Monday, April 28, 2014

Chicken Taco Bowls

Chicken Taco Bowls

I had pin two different recipes... Here and Here... One was called a chili and the other a taco bowl and they both used the crockpot... But my chicken was already cooked... I took their ideas and made my own that I made without the crockpot.

Ingredients - 
2 cups shredded Chicken (I also had some broth with my chicken)
3 cups of Salsa
1 can black beans, drained
1/2 bag of frozen corn or 1 can of corn (I have made this twice and once used the frozen corn and once used the canned corn.)
1 Spoonful of Minced Garlic (I have a jar of minced garlic in the fridge and used a nice spoonful)
1 Tbsp Chili powder
1/2 Tbsp cumin
1/2 tsp dried oregano
1/8 tsp red pepper flakes (you could also use cayenne pepper)
Salt to taste
Pepper to taste
Cooked rice (you could use white, brown, or Mexican)
Shredded Cheese of choice

Add all ingredients to pot...

Love all the colors from everything!

Stir and cook til warm.

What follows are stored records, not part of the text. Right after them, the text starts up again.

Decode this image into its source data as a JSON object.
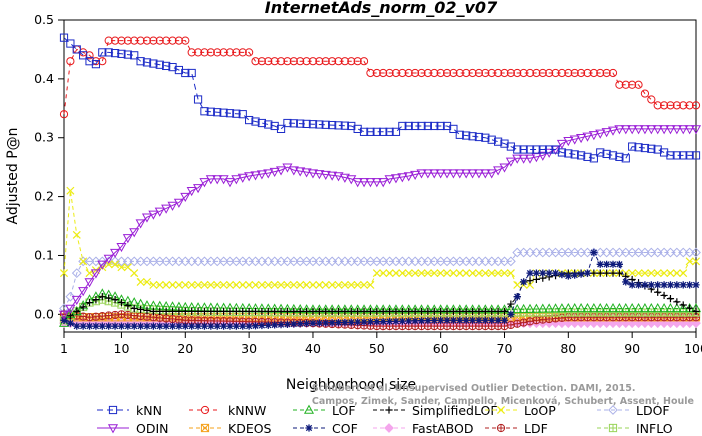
{
  "chart_data": {
    "type": "line",
    "title": "InternetAds_norm_02_v07",
    "xlabel": "Neighborhood size",
    "ylabel": "Adjusted P@n",
    "xlim": [
      1,
      100
    ],
    "ylim": [
      -0.03,
      0.5
    ],
    "xticks": [
      1,
      10,
      20,
      30,
      40,
      50,
      60,
      70,
      80,
      90,
      100
    ],
    "yticks": [
      0.0,
      0.1,
      0.2,
      0.3,
      0.4,
      0.5
    ],
    "grid": false,
    "legend_position": "bottom",
    "series": [
      {
        "name": "kNN",
        "color": "#1c2bc7",
        "marker": "square",
        "dash": "6,4",
        "points": [
          [
            1,
            0.47
          ],
          [
            2,
            0.46
          ],
          [
            3,
            0.45
          ],
          [
            4,
            0.44
          ],
          [
            5,
            0.43
          ],
          [
            6,
            0.425
          ],
          [
            7,
            0.445
          ],
          [
            8,
            0.445
          ],
          [
            12,
            0.44
          ],
          [
            13,
            0.43
          ],
          [
            18,
            0.42
          ],
          [
            19,
            0.415
          ],
          [
            20,
            0.41
          ],
          [
            21,
            0.41
          ],
          [
            22,
            0.365
          ],
          [
            23,
            0.345
          ],
          [
            29,
            0.34
          ],
          [
            30,
            0.33
          ],
          [
            32,
            0.325
          ],
          [
            34,
            0.32
          ],
          [
            35,
            0.315
          ],
          [
            36,
            0.325
          ],
          [
            46,
            0.32
          ],
          [
            47,
            0.315
          ],
          [
            48,
            0.31
          ],
          [
            53,
            0.31
          ],
          [
            54,
            0.32
          ],
          [
            61,
            0.32
          ],
          [
            62,
            0.315
          ],
          [
            63,
            0.305
          ],
          [
            67,
            0.3
          ],
          [
            70,
            0.29
          ],
          [
            72,
            0.28
          ],
          [
            78,
            0.28
          ],
          [
            79,
            0.275
          ],
          [
            82,
            0.27
          ],
          [
            84,
            0.265
          ],
          [
            85,
            0.275
          ],
          [
            87,
            0.27
          ],
          [
            89,
            0.265
          ],
          [
            90,
            0.285
          ],
          [
            94,
            0.28
          ],
          [
            96,
            0.27
          ],
          [
            100,
            0.27
          ]
        ]
      },
      {
        "name": "kNNW",
        "color": "#e8191c",
        "marker": "circle",
        "dash": "4,4",
        "points": [
          [
            1,
            0.34
          ],
          [
            2,
            0.43
          ],
          [
            3,
            0.45
          ],
          [
            4,
            0.445
          ],
          [
            5,
            0.44
          ],
          [
            6,
            0.43
          ],
          [
            7,
            0.43
          ],
          [
            8,
            0.465
          ],
          [
            20,
            0.465
          ],
          [
            21,
            0.445
          ],
          [
            30,
            0.445
          ],
          [
            31,
            0.43
          ],
          [
            48,
            0.43
          ],
          [
            49,
            0.41
          ],
          [
            87,
            0.41
          ],
          [
            88,
            0.39
          ],
          [
            91,
            0.39
          ],
          [
            92,
            0.375
          ],
          [
            94,
            0.355
          ],
          [
            100,
            0.355
          ]
        ]
      },
      {
        "name": "LOF",
        "color": "#22b222",
        "marker": "triangle-up",
        "dash": "4,3",
        "points": [
          [
            1,
            -0.015
          ],
          [
            2,
            0.0
          ],
          [
            3,
            0.005
          ],
          [
            4,
            0.015
          ],
          [
            5,
            0.025
          ],
          [
            6,
            0.03
          ],
          [
            7,
            0.035
          ],
          [
            8,
            0.033
          ],
          [
            9,
            0.03
          ],
          [
            10,
            0.025
          ],
          [
            12,
            0.02
          ],
          [
            14,
            0.015
          ],
          [
            20,
            0.012
          ],
          [
            30,
            0.01
          ],
          [
            40,
            0.008
          ],
          [
            50,
            0.008
          ],
          [
            60,
            0.008
          ],
          [
            70,
            0.008
          ],
          [
            80,
            0.01
          ],
          [
            90,
            0.01
          ],
          [
            100,
            0.01
          ]
        ]
      },
      {
        "name": "SimplifiedLOF",
        "color": "#000000",
        "marker": "plus",
        "dash": "4,3",
        "points": [
          [
            1,
            -0.01
          ],
          [
            3,
            0.005
          ],
          [
            5,
            0.02
          ],
          [
            7,
            0.03
          ],
          [
            9,
            0.025
          ],
          [
            12,
            0.01
          ],
          [
            15,
            0.005
          ],
          [
            25,
            0.005
          ],
          [
            40,
            0.005
          ],
          [
            60,
            0.005
          ],
          [
            70,
            0.005
          ],
          [
            72,
            0.03
          ],
          [
            73,
            0.055
          ],
          [
            80,
            0.07
          ],
          [
            85,
            0.07
          ],
          [
            88,
            0.07
          ],
          [
            100,
            0.005
          ]
        ]
      },
      {
        "name": "LoOP",
        "color": "#ecec14",
        "marker": "x",
        "dash": "4,3",
        "points": [
          [
            1,
            0.07
          ],
          [
            2,
            0.21
          ],
          [
            3,
            0.135
          ],
          [
            4,
            0.09
          ],
          [
            5,
            0.07
          ],
          [
            8,
            0.085
          ],
          [
            9,
            0.085
          ],
          [
            10,
            0.08
          ],
          [
            11,
            0.08
          ],
          [
            12,
            0.07
          ],
          [
            13,
            0.055
          ],
          [
            14,
            0.055
          ],
          [
            15,
            0.05
          ],
          [
            49,
            0.05
          ],
          [
            50,
            0.07
          ],
          [
            71,
            0.07
          ],
          [
            72,
            0.05
          ],
          [
            74,
            0.05
          ],
          [
            75,
            0.07
          ],
          [
            98,
            0.07
          ],
          [
            99,
            0.09
          ],
          [
            100,
            0.09
          ]
        ]
      },
      {
        "name": "LDOF",
        "color": "#aab0e8",
        "marker": "diamond",
        "dash": "4,3",
        "points": [
          [
            1,
            0.01
          ],
          [
            2,
            0.03
          ],
          [
            3,
            0.07
          ],
          [
            4,
            0.09
          ],
          [
            70,
            0.09
          ],
          [
            71,
            0.09
          ],
          [
            72,
            0.105
          ],
          [
            100,
            0.105
          ]
        ]
      },
      {
        "name": "ODIN",
        "color": "#9a1fd6",
        "marker": "triangle-down",
        "dash": "0",
        "points": [
          [
            1,
            0.0
          ],
          [
            2,
            0.01
          ],
          [
            3,
            0.025
          ],
          [
            4,
            0.04
          ],
          [
            5,
            0.055
          ],
          [
            6,
            0.07
          ],
          [
            7,
            0.085
          ],
          [
            8,
            0.095
          ],
          [
            9,
            0.105
          ],
          [
            10,
            0.115
          ],
          [
            11,
            0.13
          ],
          [
            12,
            0.14
          ],
          [
            13,
            0.155
          ],
          [
            14,
            0.165
          ],
          [
            15,
            0.17
          ],
          [
            16,
            0.175
          ],
          [
            17,
            0.18
          ],
          [
            18,
            0.185
          ],
          [
            19,
            0.19
          ],
          [
            20,
            0.2
          ],
          [
            21,
            0.21
          ],
          [
            22,
            0.215
          ],
          [
            23,
            0.225
          ],
          [
            24,
            0.23
          ],
          [
            26,
            0.23
          ],
          [
            27,
            0.225
          ],
          [
            28,
            0.23
          ],
          [
            30,
            0.235
          ],
          [
            33,
            0.24
          ],
          [
            35,
            0.245
          ],
          [
            36,
            0.25
          ],
          [
            37,
            0.245
          ],
          [
            40,
            0.24
          ],
          [
            44,
            0.235
          ],
          [
            46,
            0.23
          ],
          [
            47,
            0.225
          ],
          [
            51,
            0.225
          ],
          [
            52,
            0.23
          ],
          [
            55,
            0.235
          ],
          [
            57,
            0.24
          ],
          [
            68,
            0.24
          ],
          [
            69,
            0.245
          ],
          [
            70,
            0.25
          ],
          [
            71,
            0.26
          ],
          [
            72,
            0.265
          ],
          [
            74,
            0.265
          ],
          [
            76,
            0.27
          ],
          [
            78,
            0.28
          ],
          [
            79,
            0.29
          ],
          [
            80,
            0.295
          ],
          [
            82,
            0.3
          ],
          [
            84,
            0.305
          ],
          [
            86,
            0.31
          ],
          [
            88,
            0.315
          ],
          [
            100,
            0.315
          ]
        ]
      },
      {
        "name": "KDEOS",
        "color": "#f5a01a",
        "marker": "square-x",
        "dash": "4,3",
        "points": [
          [
            1,
            -0.005
          ],
          [
            10,
            -0.005
          ],
          [
            30,
            -0.005
          ],
          [
            50,
            -0.005
          ],
          [
            70,
            -0.005
          ],
          [
            90,
            -0.005
          ],
          [
            100,
            -0.005
          ]
        ]
      },
      {
        "name": "COF",
        "color": "#0d1a7a",
        "marker": "star",
        "dash": "4,3",
        "points": [
          [
            1,
            -0.01
          ],
          [
            2,
            -0.015
          ],
          [
            3,
            -0.02
          ],
          [
            30,
            -0.02
          ],
          [
            40,
            -0.015
          ],
          [
            60,
            -0.01
          ],
          [
            70,
            -0.01
          ],
          [
            71,
            0.0
          ],
          [
            72,
            0.03
          ],
          [
            73,
            0.055
          ],
          [
            74,
            0.07
          ],
          [
            78,
            0.07
          ],
          [
            80,
            0.065
          ],
          [
            83,
            0.07
          ],
          [
            84,
            0.105
          ],
          [
            85,
            0.085
          ],
          [
            88,
            0.085
          ],
          [
            89,
            0.055
          ],
          [
            90,
            0.05
          ],
          [
            100,
            0.05
          ]
        ]
      },
      {
        "name": "FastABOD",
        "color": "#f4a6ec",
        "marker": "diamond-filled",
        "dash": "4,3",
        "points": [
          [
            1,
            -0.015
          ],
          [
            100,
            -0.015
          ]
        ]
      },
      {
        "name": "LDF",
        "color": "#b22222",
        "marker": "circle-plus",
        "dash": "4,3",
        "points": [
          [
            1,
            0.0
          ],
          [
            5,
            -0.005
          ],
          [
            10,
            0.0
          ],
          [
            20,
            -0.01
          ],
          [
            40,
            -0.015
          ],
          [
            50,
            -0.02
          ],
          [
            60,
            -0.02
          ],
          [
            70,
            -0.02
          ],
          [
            75,
            -0.01
          ],
          [
            80,
            -0.005
          ],
          [
            100,
            -0.005
          ]
        ]
      },
      {
        "name": "INFLO",
        "color": "#9ad45a",
        "marker": "square-plus",
        "dash": "4,3",
        "points": [
          [
            1,
            -0.01
          ],
          [
            3,
            0.005
          ],
          [
            5,
            0.02
          ],
          [
            7,
            0.025
          ],
          [
            9,
            0.02
          ],
          [
            12,
            0.01
          ],
          [
            20,
            0.005
          ],
          [
            40,
            0.003
          ],
          [
            60,
            0.003
          ],
          [
            80,
            0.003
          ],
          [
            100,
            0.003
          ]
        ]
      }
    ]
  },
  "watermark_lines": [
    "Schubert et al. Unsupervised Outlier Detection. DAMI, 2015.",
    "Campos, Zimek, Sander, Campello, Micenková, Schubert, Assent, Houle"
  ]
}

I let mine simmer on medium-low heat for about 20-25 minutes to let me flavors mix together.

Serve over rice and add toppings of choice (cheese, sour cream, green onions, cilantro, etc.)

Monday, April 21, 2014

French Fried Onion Chicken and Rice Casserole

French Fried Onion Chicken and Rice Casserole

Who doesn't like French Fried Onions... And they can be used for things other than the Thanksgiving Green Bean Casserole... So when I found this recipe I had to try it!

For this casserole... Ingredients:
  • 1 box Chicken-flavor Rice-A-Roni
  • 1 can Cream Of Mushroom Soup 
  • 1 container Sour Cream
  • 2 cups cooked chicken (the original recipe used a Rotisserie chicken but I used boiled shredded chicken instead)
  • 1 container French-fried Onions

Cook Rice-A-Roni according to package.

While it cooked I put a large pot of chicken on to cook... But only used about 2 cups of the chicken, shredded for this recipe.

In a pan mix the soup and sour cream...

As well as the cooked Rice-A-Roni and cooked chicken...

TIP: You can shred your cooked chicken in your Kitchen Aid Mixer!

Mix all 4 ingredients (soup, sour cream, rice-a-roni, and chicken).

Bake at 350 degrees for 35 minutes.

Cover with the french fried onions and bake for 5 more minutes...

Then it is time to enjoy this yummy goodness!

Tuesday, April 1, 2014

Christy's Chili from Southern Plate Cookbook

Christy's Chili

This recipe comes from my Southern Plate Cookbook pg. 96 .

The Player

Ingredients - 
2 pounds ground meat (I used about 1 1/4)
One 29-ounce can kidney beans (with liquid) (I used 2 15.5 oz cans)
One 29-ounce can pinto beans (with liquid) (I used 2 15.5 oz cans)
One 29-ounce can tomato sauce
1 cup diced onions
1/2 cup diced green onions (I used a small can but can't remember the size)
3 medium tomatoes or one 29-ounce diced tomatoes (I used two bags of fresh tomatoes I had put up in the freezer this fall)
2 teaspoons salt
1 1/2 teaspoons black pepper
2 cups water
3 tablespoons chili powder
1/4 cup diced celery
2 teaspoons ground cumin

Meat, Onions, Celery, and Green Chillies


All the beans
Tomatoes, Tomato Sauce and Water to top off the crockpot

All done

All ready to eat topped with cheese and sour cream

Instructions - 

Brown the ground meat and drain off fat. (This time I didn't cook the onions with the ground meat but next time I will cook the onions some with the meat because they didn't all cook completely in the crockpot.)

In a large pot or crockpot (I used a crockpot), combine the ground meat with the remaining ingredients.

If cooking in a pot, bring to simmer over a low heat and cook, stirring every 15 minutes, for 2-3 hours.

If cooking in a crockpot, stir to combine and cover.

Cook on low for 7-8 hours or high for 3-4 hours. (For mine, I cooked it on high for 2 hours and on low for 4 more hours)

Top how you like your chili and ENJOY!